I don't know if you have read Weir, but this book at least is replete with a goofy humor that for me at least falls very flat. He is a bestseller so maybe there's a wide audience for this type of writing. I'm not part of it.
The protagonist a scientist burnout who literally became a children's school teacher. His train of thought is not quite "Sunday School teacher for ten-year olds", because that's the sort of person who may just never start cursing to begin with, but it's pretty solid as "late-career-change teacher for eleven-year olds", because that's the sort of person who may find themselves at work saying "What the he ... ck" so often that the euphemisms replace the original habit.
To each their own, though.

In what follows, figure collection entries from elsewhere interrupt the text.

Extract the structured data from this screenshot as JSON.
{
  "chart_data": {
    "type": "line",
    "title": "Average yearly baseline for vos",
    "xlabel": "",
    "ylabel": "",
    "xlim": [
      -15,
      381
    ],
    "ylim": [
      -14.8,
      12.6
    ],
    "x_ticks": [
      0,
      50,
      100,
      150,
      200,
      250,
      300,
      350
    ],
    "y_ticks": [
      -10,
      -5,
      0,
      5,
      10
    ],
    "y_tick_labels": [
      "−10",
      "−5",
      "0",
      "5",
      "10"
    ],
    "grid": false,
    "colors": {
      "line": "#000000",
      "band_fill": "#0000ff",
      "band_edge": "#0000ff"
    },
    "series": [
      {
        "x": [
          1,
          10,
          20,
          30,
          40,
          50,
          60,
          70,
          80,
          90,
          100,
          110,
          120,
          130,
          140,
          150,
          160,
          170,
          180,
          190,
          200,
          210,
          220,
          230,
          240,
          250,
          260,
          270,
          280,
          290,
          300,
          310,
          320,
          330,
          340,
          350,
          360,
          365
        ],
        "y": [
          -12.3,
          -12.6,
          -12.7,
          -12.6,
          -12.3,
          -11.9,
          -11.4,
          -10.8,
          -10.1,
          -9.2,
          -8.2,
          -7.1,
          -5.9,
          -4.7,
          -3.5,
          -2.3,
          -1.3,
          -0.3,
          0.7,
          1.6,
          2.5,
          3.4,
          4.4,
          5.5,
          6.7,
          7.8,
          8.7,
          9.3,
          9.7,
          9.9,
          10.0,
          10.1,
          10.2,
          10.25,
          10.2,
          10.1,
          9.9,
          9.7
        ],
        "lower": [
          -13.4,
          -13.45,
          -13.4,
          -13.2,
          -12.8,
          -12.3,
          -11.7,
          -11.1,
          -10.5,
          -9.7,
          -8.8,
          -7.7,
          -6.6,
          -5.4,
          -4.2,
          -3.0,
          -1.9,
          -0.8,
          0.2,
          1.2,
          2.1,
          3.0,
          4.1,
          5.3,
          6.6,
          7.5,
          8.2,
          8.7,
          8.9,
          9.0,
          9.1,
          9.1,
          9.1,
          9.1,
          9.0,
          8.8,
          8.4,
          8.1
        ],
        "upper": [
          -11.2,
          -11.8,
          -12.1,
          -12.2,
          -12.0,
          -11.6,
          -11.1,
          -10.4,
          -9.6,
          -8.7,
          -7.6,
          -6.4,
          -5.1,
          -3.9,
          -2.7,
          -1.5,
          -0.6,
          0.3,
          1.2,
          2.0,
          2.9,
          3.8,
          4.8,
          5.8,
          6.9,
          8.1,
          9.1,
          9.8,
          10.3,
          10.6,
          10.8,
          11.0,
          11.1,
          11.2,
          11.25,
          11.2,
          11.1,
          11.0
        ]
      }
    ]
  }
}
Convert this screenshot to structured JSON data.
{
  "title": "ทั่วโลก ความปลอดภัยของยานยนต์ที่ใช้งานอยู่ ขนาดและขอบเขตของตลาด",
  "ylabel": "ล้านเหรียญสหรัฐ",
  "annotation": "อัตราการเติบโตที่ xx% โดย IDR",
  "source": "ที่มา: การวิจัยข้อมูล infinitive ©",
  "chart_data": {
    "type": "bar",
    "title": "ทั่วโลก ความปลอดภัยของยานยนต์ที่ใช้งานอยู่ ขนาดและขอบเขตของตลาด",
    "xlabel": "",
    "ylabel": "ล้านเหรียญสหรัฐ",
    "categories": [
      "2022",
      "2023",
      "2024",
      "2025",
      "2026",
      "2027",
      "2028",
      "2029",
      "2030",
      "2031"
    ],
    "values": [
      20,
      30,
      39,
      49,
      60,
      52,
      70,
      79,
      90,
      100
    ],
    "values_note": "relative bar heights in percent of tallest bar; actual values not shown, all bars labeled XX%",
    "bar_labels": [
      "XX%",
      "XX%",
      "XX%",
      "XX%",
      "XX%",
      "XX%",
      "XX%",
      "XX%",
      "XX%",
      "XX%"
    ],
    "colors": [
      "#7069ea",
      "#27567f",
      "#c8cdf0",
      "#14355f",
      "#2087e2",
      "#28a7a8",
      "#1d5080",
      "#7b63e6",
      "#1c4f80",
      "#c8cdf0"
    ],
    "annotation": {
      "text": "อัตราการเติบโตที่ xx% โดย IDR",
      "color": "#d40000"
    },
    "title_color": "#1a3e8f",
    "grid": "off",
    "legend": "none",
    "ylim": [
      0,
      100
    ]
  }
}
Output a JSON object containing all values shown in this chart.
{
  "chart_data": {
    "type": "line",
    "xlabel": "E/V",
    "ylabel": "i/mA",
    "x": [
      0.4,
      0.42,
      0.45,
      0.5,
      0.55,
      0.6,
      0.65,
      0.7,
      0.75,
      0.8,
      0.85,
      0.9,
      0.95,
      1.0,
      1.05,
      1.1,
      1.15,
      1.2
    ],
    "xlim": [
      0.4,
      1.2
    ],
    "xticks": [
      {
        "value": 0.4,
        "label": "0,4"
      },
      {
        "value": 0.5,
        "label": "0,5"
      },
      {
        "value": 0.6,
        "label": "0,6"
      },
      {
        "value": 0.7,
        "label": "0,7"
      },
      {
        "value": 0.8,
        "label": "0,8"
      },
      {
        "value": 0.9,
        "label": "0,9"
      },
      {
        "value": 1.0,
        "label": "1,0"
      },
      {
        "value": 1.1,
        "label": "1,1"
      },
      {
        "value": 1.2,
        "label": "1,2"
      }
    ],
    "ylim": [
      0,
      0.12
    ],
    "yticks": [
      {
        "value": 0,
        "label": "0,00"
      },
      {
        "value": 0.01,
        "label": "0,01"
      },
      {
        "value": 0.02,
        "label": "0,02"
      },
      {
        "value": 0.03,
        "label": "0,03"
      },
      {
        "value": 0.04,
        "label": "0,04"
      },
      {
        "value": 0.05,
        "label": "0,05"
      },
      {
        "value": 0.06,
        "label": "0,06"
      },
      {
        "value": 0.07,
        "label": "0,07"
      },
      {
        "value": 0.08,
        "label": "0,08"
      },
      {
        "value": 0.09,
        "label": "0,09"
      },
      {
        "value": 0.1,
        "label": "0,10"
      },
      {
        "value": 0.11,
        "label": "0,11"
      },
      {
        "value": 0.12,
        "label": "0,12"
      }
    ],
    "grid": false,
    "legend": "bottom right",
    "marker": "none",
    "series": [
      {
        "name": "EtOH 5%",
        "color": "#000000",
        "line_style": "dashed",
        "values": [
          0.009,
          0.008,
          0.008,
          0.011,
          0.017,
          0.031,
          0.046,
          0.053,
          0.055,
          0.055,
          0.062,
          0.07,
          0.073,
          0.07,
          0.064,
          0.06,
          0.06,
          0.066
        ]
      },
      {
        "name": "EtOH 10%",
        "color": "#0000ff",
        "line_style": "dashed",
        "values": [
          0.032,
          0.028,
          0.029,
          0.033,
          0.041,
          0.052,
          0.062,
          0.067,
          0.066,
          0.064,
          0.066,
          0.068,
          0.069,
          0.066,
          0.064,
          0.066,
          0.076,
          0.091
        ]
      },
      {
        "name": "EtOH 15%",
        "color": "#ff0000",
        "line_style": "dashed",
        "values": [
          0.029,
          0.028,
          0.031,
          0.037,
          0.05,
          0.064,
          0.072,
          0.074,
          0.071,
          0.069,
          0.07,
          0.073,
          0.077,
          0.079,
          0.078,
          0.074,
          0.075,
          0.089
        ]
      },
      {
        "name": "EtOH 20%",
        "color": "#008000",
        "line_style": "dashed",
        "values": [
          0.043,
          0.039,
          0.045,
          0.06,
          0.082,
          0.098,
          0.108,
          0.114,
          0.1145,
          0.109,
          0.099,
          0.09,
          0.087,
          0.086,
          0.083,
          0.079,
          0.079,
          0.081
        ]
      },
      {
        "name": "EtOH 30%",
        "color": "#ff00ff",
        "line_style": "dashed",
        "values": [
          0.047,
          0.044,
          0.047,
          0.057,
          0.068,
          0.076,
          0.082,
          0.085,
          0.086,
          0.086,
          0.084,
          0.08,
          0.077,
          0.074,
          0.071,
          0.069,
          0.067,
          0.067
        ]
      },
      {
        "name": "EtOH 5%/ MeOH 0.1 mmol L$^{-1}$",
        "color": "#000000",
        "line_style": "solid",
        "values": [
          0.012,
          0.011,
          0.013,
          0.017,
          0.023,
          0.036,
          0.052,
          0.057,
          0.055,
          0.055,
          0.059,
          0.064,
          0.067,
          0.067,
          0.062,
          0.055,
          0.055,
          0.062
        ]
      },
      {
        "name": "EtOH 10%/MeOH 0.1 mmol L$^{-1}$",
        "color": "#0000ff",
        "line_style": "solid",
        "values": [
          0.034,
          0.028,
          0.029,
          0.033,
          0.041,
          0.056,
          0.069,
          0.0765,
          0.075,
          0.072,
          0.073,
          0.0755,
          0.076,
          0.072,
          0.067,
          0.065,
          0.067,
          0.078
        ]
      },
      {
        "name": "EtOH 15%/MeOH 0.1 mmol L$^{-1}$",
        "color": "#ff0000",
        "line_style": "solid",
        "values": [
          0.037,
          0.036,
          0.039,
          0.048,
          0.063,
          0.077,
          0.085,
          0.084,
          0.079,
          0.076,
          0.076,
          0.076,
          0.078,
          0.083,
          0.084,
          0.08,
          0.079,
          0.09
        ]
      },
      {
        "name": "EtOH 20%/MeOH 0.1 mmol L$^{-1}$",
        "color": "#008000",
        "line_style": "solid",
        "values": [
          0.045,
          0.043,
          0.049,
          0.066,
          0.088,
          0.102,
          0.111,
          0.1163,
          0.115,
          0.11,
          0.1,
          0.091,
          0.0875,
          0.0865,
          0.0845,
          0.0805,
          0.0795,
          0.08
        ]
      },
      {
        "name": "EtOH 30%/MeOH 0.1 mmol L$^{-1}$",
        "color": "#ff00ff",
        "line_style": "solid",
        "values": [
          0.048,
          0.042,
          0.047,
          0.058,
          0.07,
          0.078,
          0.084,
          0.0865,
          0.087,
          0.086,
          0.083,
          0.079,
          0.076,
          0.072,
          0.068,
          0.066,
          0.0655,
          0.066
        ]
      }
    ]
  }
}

I didn't like his second book, Artemis, for what I thought of as an incoherence along those lines; the main plot could have come out of a 1950 Boy's Life sci-fi adventure, while one or two of the side plots were R-rated, so it didn't work for me as adult fiction or young adult.
But in Hail Mary the goofy humor is what keeps the whole thing tonally coherent for me; it bridges the gap between the very dark plot points (where it works as gallows humor) and the very lighthearted plot points (where it works straight).